After some more digging, most of the fail tests in this issue #206 are related to this opaque host issue. I think the idea was that these test should (at least) fail when checking forbidden domain code point in the host parser. This checking is only done in the URL parser for non opaque host.
As for the domain encoding issue, all these cases produce URL encoded hostname:
new URLPattern({ hostname : "café.com" }); // hostname pattern string: "caf%C3%A9.com"
new URLPattern({ protocol: "https", hostname : "café.com" }); // hostname pattern string: "caf%C3%A9.com"
new URLPattern("https://café.com" }); // hostname pattern string: "caf%C3%A9.com"
The first one seems logic (except if we consider that every non-adress hostname with unknown protocol should be considered domain) but the other two should be IDNA encoded domain name since they are non opaque/special URLs. It seems everything that goes into the pattern compiler is parsed separately, without context, so the hostname is always considered opaque.
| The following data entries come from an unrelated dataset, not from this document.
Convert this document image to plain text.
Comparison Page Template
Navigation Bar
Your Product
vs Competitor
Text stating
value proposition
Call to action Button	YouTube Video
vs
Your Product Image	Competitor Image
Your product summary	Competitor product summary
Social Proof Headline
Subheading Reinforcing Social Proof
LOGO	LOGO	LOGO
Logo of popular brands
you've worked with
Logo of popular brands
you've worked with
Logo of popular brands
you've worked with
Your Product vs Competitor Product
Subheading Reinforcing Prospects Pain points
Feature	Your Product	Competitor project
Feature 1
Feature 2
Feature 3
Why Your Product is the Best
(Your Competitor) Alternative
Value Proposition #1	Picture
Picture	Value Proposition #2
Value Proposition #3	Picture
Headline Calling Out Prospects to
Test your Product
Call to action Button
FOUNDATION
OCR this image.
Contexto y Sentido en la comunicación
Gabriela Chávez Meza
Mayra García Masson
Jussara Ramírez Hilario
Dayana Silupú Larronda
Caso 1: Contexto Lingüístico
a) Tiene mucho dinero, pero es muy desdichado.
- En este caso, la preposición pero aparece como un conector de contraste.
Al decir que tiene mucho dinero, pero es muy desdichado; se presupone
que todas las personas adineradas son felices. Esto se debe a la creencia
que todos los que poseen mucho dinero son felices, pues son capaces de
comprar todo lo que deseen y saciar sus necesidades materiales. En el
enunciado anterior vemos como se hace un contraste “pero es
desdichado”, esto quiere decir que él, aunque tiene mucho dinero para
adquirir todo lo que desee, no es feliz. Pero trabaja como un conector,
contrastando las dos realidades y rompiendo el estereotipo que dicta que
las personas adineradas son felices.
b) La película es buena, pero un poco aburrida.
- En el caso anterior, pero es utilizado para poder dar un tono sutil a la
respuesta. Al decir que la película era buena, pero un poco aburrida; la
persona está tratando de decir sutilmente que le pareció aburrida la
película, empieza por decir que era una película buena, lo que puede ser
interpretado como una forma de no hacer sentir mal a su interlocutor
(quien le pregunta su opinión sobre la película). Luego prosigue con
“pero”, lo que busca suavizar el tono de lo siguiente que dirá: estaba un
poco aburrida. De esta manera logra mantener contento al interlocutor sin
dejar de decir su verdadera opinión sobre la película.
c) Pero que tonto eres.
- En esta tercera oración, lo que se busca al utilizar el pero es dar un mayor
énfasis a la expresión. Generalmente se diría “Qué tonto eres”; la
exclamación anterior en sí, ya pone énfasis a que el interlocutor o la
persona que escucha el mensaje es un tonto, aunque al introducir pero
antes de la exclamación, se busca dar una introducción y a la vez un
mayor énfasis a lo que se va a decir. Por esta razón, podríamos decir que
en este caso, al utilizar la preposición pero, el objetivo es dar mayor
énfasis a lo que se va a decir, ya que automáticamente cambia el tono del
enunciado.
We can see the right behaviour when the domain is passed in the base URL :
new URLPattern("", "https://café.com" }); // hostname pattern string: "xn--caf-dma.com"
@jeremyroman Maybe we should pass necessary URL context (the protocol) to the canonicalize a hostname method, for it to be properly interpreted by the URL parser.
And should input without unspecified protocol be force a special protocol ?
I guess ideally you can get both.
In fact, it's exactly what canonicalize a port is already doing : passing the protocol as context to normalize default port values.
And as pointed out above process pathname for init already fallback on "special URL" processing when protocol is unspecified.
So it would only make sense hostname are treated the same ;)
hi @annevk, I finally tried to look into this. It's pretty simple to fix the hostname parsing for regular processing but there's no easy solution to fix it for pattern processing.
The canonicalization functions are passed as callback parameter to the pattern parser. Internally, the pattern parser have no context for what it's currently parsing (scheme, hostname, port...) or what kind of protocol is used for the current URL pattern. So every hostname is always URL encoded.
Without adding URL context to the pattern parser, the easiest (but not so elegant) way would be to URL decode the hostname pattern after pattern parsing and if an empty or special scheme re-encoded it with the host parser. Would that be OK ?
I wonder if @domenic @wanderview or @jeremyroman have some ideas. I don't currently have the bandwidth to look into this.
@jeremyroman @domenic I found a decent way to fix this issue :
- in canonicalize hostname: add a protocolValue param, and set dummyURL.scheme if supplied.
- add a canonicalize domain name method: a simple wrapper around canonicalize hostname with param protocolValue always set to 'https', to force the host parser in non-opaque mode.
- in process hostname for init: add a protocolValue param and a condition if special scheme or empty protocol return the result of calling the canonicalize domain name method with hostnameValue.
- in process URLPatternInit: pass result.protocol as protocolValue to process hostname for init.
- in URLPattern initialize steps: add a condition for hostname if protocol component matches special scheme or protocolComponent pattern is '*', use the CanonicalizeDomainName as encoding callback.
It encodes properly hostname and hostname patterns. If it's OK for you I can make a PR.